Computerworld: Wie können digitale Tools helfen, den Prozess vom Sichten der Bewerbungen bis hin zum Vertragsabschluss zu verkürzen?
Honigblum: Sie können diesen Prozess vor allem durch die Automatisierung anspruchsloser Aufgaben wie etwa das Ausfüllen von Unter­lagen straffen. Die HR-Abteilungen erhalten auf diese Weise mehr Freiraum für wichtigere und qualifiziertere Tätigkeiten – zum Beispiel, sich kreativ um die Gewinnung neuer Talente zu kümmern.
“Klare Kommunikation, realistische Leistungserwartungen und kontinuierliches Feedback.„
Ileana Honigblum
VP Sales & Managing Director Pegasystems
Computerworld: Was halten Sie vom Modewort Upskilling? Entwickelt sich das wirklich zu einem zentralen HR-Trend?
Honigblum: Upskilling wird von Tag zu Tag relevanter.

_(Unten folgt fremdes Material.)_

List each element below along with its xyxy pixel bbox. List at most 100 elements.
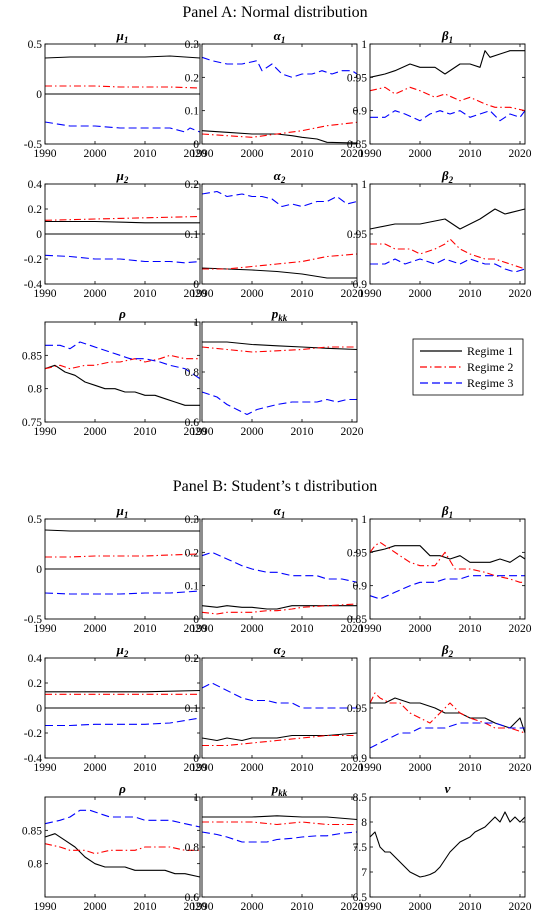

Es ist ein nachhaltiger Ansatz zur Personalentwicklung und trägt dazu bei, die Arbeitsmoral zu befeuern und die Mitarbeiterinnen und Mitarbeiter stärker an das Unternehmen zu binden. Indirekt kann Upskilling auch die Kosten für Recruiting und Onboarding senken.
Computerworld: Was muss ein Recruiter von morgen können?
Honigblum: Er muss das Geschäft seines Unternehmens verstehen. Er muss wissen, was das Unternehmen tut und wie es das tut. Nur dann kann er Bewerbern den Unternehmenszweck und damit auch den Sinn ihrer Arbeit vermitteln. Recruiter dürfen nicht nur Vorstellungsgespräche organisieren, sondern sollten motivieren, ermutigen und antreiben.
Beim Einstellen von Mitarbeitern und Mitarbeiterinnen sollten sich Recruiterinnen und Recruiter stärker auf Potenziale als auf Fähigkeiten und Erfahrungen konzentrieren. Dieser Ansatz trägt dazu bei, eine diversere und langfristig engagiertere und motiviertere Belegschaft zu entwickeln.
Ein Mentalitätswandel in diese Richtung findet bereits statt, aber Unternehmen sollten ihre Recruiter noch viel besser in die Lage versetzen, zu verstehen, was die Organisation und jede einzelne Geschäftseinheit benötigen. Sonst bleiben ihnen als Entscheidungskriterien weiterhin nur Fähigkeiten und Erfahrungen – und dadurch vergeben sie grosse Chancen.